Publié le 29/11/2023

Un licenciement prononcé à l’encontre d’un salarié pour avoir dénoncé, relaté ou témoigné de bonne foi, des faits de harcèlement moral est nul de plein droit. On le sait. Mais qu’en est-il lorsque la lettre de licenciement ne fait pas état d’un quelconque signalement par le salarié ? Ce dernier peut-il tout de même demander la nullité de son licenciement ? Qui, du salarié ou de l’employeur, doit prouver qu’il existe (ou non) un lien entre la rupture du contrat et la dénonciation des faits de harcèlement ? C’est à ces questions que la Cour de cassation est récemment venue apporter des éléments de réponse. Et ce n’est pas simple ! Cass.soc.08.11.23, n°22-17738.

Les faits

Convoqué à un entretien préalable au licenciement le 9 janvier 2015, un salarié sollicite le même jour une enquête contradictoire en raison du harcèlement moral dont il a fait l’objet et qu’il a déjà eu l’occasion de dénoncer à plusieurs reprises quelques mois auparavant. Il est finalement licencié le 4 février 2015 par une lettre visant l’impossibilité de le reclasser.
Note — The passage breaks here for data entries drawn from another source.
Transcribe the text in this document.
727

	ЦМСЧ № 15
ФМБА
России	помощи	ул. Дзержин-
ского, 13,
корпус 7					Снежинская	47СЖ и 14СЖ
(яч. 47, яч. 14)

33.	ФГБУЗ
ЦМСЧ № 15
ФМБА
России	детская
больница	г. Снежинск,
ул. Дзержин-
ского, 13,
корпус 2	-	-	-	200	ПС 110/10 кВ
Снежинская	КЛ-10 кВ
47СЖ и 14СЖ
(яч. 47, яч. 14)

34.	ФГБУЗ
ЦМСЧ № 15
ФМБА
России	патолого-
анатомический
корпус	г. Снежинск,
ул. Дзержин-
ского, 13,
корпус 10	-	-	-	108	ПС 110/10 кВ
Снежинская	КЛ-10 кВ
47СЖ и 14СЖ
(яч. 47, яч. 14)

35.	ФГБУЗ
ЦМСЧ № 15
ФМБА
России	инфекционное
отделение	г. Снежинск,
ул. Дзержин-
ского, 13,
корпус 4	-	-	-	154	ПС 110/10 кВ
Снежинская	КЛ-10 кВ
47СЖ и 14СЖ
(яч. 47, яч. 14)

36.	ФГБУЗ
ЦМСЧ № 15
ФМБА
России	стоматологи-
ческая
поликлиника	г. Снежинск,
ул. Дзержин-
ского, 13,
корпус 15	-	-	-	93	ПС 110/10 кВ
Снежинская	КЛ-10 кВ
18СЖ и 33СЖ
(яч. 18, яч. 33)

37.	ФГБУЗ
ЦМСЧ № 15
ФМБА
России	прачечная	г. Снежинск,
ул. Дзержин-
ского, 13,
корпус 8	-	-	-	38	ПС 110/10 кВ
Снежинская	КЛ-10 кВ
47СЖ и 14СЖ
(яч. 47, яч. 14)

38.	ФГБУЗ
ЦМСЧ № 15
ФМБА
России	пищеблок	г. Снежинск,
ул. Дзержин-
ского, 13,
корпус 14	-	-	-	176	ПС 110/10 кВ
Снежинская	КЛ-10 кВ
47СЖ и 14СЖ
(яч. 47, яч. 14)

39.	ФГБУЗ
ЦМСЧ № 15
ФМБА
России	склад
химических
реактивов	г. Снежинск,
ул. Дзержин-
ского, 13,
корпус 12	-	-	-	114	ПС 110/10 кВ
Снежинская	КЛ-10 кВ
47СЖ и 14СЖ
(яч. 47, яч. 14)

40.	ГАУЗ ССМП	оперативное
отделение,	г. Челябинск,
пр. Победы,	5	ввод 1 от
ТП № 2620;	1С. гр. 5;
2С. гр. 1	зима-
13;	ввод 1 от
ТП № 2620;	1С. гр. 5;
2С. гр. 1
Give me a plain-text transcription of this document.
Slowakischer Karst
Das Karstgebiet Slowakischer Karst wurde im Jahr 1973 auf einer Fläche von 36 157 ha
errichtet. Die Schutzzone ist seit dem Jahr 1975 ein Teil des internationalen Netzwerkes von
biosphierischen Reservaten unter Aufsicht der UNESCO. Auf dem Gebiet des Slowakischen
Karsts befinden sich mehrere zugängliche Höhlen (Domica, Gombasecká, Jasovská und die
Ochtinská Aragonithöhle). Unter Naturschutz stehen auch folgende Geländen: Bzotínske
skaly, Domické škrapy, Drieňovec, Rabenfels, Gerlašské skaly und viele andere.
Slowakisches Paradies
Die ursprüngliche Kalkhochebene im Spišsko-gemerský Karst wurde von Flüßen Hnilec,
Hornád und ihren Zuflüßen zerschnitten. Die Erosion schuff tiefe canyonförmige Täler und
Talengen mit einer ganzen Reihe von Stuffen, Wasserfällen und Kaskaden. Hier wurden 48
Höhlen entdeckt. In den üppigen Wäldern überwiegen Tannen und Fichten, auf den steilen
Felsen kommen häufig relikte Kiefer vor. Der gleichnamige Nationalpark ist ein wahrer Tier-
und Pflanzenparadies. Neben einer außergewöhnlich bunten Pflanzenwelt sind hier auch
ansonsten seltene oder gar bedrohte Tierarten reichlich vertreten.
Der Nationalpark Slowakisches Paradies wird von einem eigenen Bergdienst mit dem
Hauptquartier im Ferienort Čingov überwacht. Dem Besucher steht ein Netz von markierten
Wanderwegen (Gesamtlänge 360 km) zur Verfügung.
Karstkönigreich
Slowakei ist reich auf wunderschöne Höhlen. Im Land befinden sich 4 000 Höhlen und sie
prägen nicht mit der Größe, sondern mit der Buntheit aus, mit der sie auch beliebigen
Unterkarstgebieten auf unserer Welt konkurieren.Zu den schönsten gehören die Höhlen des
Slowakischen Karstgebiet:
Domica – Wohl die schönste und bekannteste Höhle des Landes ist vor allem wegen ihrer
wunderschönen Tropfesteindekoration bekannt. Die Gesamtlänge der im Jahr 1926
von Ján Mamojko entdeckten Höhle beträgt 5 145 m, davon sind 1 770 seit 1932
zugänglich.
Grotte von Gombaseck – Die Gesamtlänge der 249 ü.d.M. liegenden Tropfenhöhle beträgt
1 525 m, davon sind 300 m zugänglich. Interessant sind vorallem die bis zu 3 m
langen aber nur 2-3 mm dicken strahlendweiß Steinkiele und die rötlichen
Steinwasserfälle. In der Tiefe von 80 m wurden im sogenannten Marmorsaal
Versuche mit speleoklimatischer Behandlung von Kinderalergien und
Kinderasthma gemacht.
Estimant que son licenciement est en réalité lié à ses dénonciations de faits de harcèlement moral, le salarié saisit le conseil de prud’hommes pour demander la nullité de son licenciement et tout ce qui en découle (indemnisation, réintégration, etc.).

Pour protéger les salariés contre le harcèlement moral, tant ceux qui l’ont subi ou refusé de le subir que ceux qui ont dénoncé de tels agissements, le Code du travail prévoit diverses mesures, notamment :

- il interdit les faits de harcèlement moral et toute mesure de représailles (sanctions, licenciement, mesure discriminatoire directe ou directe) à l’encontre des salariés qui ont subi ou refusé de subir des agissements de harcèlement moral ou qui ont, de bonne foi, relaté ou témoigné de tels agissements(1)(L. 1152-1 et L. 1152-2) ;

- il prévoit la nullité de toute rupture du contrat de travail, toute disposition ou acte contraire (L. 1152-3) ;

- il aménage la charge de la preuve(2), puisque qu’il s’agisse du harcèlement moral ou des mesures de rétorsion faisant suite à la dénonciation de tels faits, le salarié n’a pas à « prouver », mais simplement à « présenter des éléments de fait laissant supposer l’existence d’un harcèlement ». A charge ensuite pour l’employeur, de prouver que sa décision est justifiée par des éléments objectifs étrangers à tout harcèlement. Sachant que le juge forme ensuite sa conviction sur l’ensemble de ces éléments (L. 1154-1 C.trav).

En principe : nullité des mesures prises à l’occasion des faits de harcèlement

Autrement dit, dès lors qu’un employeur licencie un salarié en lui reprochant d’avoir dénoncé ou témoigné des faits de harcèlement, le licenciement est nul de plein droit et ce, y compris si l’employeur invoque d’autres motifs de licenciement(3). Le seul moyen pour l’employeur d’échapper à cette nullité étant alors de démontrer la mauvaise foi du salarié, c’est-à-dire, de prouver que ce dernier avait, au moment de la dénonciation, connaissance de la fausseté de ses allégations(4).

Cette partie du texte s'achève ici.